Mutualisms involve cooperation between species and underpin several ecosystem functions. However, there is also conflict between mutualists, because their interests are not perfectly aligned. In addition, most mutualisms are exploited by parasites. Here, we study the interplay between cooperation, conflict and parasitism in the mutualism between fig trees and their pollinator wasps. Conflict occurs because each fig ovary can nurture either one seed or one pollinator offspring and, while fig trees benefit directly from seeds and pollinator offspring (pollen vectors), pollinators only benefit directly from pollinator offspring. The mechanism(s) of conflict resolution is debated, but must explain the widespread observation that pollinators develop in inner, and seeds in outer, layers of fig flowers. We recently suggested a role for non-pollinating figs wasps (NPFWs) that are natural enemies or competitors of the pollinators and lay their eggs through the fig wall. Most NPFW offspring develop in outer and middle layer flowers, suggesting that inner flowers provide enemy-free space for pollinator offspring. Here, we test the hypothesis that NPFWs cannot reach inner flowers, by measuring wasp and fig morphology at the species-specific times of NPFW attack in the field. We found that three species of Sycoscapter and Philotrypesis wasps that parasitise pollinators could reach 34–73%, 75–92% and 82–97% of fig ovaries, respectively.

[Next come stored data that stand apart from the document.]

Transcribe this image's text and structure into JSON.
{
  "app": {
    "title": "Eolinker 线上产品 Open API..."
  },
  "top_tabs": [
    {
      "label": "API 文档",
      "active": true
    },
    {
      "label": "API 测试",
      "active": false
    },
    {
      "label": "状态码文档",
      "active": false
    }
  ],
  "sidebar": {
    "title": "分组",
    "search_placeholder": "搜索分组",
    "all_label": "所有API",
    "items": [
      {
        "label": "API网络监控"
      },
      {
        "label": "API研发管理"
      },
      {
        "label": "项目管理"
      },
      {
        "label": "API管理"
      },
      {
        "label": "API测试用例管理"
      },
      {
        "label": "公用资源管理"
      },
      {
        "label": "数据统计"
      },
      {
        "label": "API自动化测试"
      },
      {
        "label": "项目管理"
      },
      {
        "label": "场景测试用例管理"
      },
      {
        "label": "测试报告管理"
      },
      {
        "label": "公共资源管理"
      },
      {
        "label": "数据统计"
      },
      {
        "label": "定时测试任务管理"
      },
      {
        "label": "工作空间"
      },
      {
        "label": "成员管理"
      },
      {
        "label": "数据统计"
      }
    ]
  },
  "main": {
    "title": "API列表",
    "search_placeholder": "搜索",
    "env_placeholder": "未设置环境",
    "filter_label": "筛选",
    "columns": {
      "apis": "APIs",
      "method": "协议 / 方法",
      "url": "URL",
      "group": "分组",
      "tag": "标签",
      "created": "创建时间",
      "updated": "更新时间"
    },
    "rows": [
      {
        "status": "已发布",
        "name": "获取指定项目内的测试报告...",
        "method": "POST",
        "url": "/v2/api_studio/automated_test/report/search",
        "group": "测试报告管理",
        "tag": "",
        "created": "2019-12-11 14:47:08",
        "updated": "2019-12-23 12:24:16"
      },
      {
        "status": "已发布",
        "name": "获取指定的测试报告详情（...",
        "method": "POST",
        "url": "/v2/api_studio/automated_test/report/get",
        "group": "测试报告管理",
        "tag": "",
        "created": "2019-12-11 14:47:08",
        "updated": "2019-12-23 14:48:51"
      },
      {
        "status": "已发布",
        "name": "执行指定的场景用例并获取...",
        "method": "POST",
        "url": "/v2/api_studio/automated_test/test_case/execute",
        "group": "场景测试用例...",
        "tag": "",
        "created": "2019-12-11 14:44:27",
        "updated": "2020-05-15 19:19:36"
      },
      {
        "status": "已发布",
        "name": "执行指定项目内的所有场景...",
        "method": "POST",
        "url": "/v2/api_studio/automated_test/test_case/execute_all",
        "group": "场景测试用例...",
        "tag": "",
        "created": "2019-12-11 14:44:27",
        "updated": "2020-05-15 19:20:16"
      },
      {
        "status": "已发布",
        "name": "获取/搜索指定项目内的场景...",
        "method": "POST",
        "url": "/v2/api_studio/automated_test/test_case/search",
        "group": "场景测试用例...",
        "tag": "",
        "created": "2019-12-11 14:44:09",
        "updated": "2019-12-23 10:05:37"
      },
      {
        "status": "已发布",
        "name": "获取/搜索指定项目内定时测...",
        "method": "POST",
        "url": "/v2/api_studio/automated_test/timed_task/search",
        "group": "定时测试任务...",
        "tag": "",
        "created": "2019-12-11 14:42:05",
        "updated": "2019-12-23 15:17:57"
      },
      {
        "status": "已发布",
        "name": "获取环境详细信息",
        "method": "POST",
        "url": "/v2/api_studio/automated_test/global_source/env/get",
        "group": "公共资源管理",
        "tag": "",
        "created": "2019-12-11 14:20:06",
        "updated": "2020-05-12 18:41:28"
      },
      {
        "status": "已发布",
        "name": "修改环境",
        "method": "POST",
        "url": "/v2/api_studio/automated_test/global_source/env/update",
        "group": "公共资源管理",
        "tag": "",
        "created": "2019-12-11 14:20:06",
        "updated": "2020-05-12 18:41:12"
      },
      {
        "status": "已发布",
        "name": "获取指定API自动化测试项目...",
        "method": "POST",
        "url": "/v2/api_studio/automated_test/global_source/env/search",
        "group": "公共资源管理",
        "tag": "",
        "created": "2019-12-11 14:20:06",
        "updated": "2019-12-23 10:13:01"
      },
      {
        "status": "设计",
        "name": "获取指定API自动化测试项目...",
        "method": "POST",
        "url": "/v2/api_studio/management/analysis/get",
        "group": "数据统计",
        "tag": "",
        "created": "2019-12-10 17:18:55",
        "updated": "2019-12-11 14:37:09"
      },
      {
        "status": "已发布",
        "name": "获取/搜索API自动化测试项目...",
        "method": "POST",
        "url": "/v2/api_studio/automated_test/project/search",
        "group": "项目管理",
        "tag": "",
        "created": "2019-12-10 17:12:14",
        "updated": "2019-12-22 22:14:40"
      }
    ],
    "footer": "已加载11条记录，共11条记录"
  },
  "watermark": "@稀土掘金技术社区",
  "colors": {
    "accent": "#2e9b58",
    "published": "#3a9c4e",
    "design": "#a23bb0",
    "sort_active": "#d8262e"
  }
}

Meanwhile, Eukobelea and Pseudidarnes gall-formers, despite having shorter ovipositors, can access almost all fig flowers (93–99% and 100%), because they attack smaller (younger) fig fruits. Our mechanistic results from ovipositing wasps support spatial patterns of wasp offspring segregation within figs to suggest that inner ovules provide enemy-free-space for pollinators. This may contribute to mutualism stability by helping select for pollinators to avoid laying eggs where they are likely to be parasitised. These outer flowers then remain free to develop as seeds, promoting mutualism persistence.